"S” adalah
huruf yang sangat menarik, apabila dirangkai dengan huruf lainnya akan berarti
kata-kata untuk memuliakan atau memberikan makna positif atas sesuatu,
contohnya: Super, Su- (untuk awalan nama orang Jawa yang berarti lebih).
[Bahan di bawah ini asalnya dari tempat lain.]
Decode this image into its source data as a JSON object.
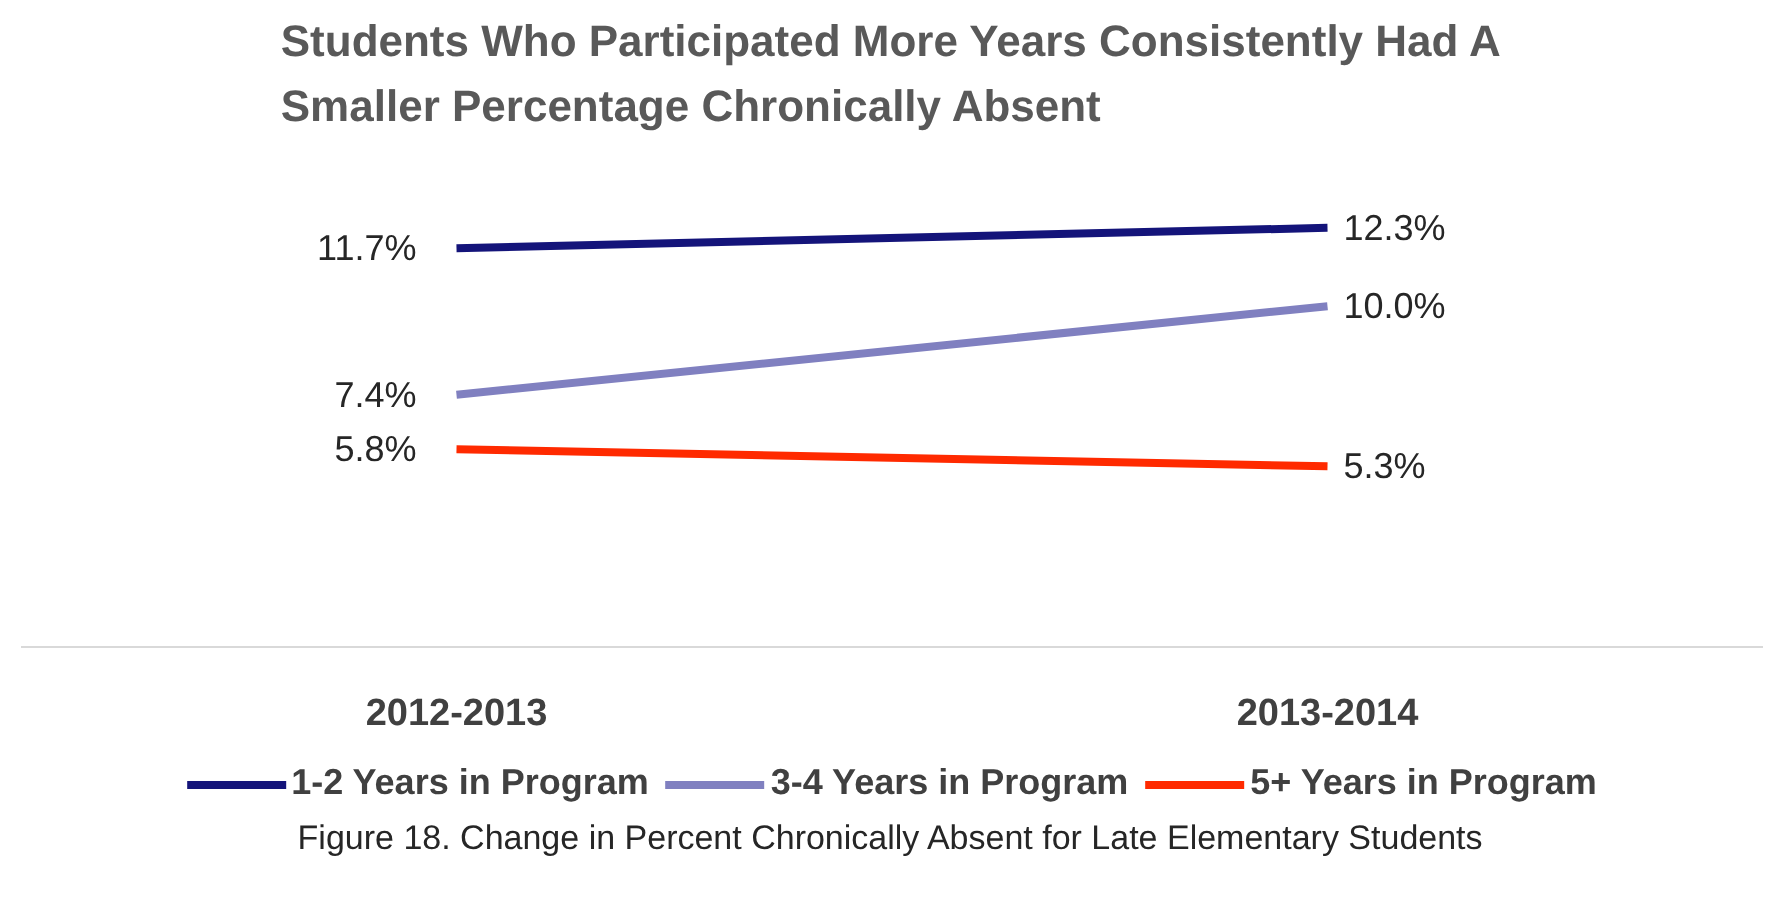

Tapi
jika dirangkai dengan huruf tertentu akan bermakna negatif atau membuat kuping
panas, contohnya: Semprul, Sontoloyo, Selon atau Sialan.
Semboyan
lima kata yang diawali dengan huruf “S” yaitu “Salam, Sapa, Sowan, Sungkem dan Santun” yang
pasti tidak asing lagi kita dengar
dan apabila secara simultan kita terapkan secara bijaksana dalam kehidupan sehari-hari kepada stake holder kita maka akan terwujud “Memayu Hayuning Bawana, Memayu Hayuning
Sasama dan Dados Juru Ladosing Bebrayan
inkang Sae”, yang merupakan kearifan lokal yang hidup menjadi pedoman etika
dan semboyan brayat ki Gembul (bagian dari “Ponco
Laksito Tomo”).
SALAM berarti
keselamatan yang selalu diucapkan mengawali (uluk salam) pada saat kita bertemu saudara, kerabat,
sahabat dan tetangga untuk semakin mempererat tali silaturahmi, “Keselamatan buatmu berkat kesabaranmu”.
SAPA merupakan perilaku kedua setelah
salam mengawalinya, yang berarti menunjukan rasa empati kita kepada orang lain.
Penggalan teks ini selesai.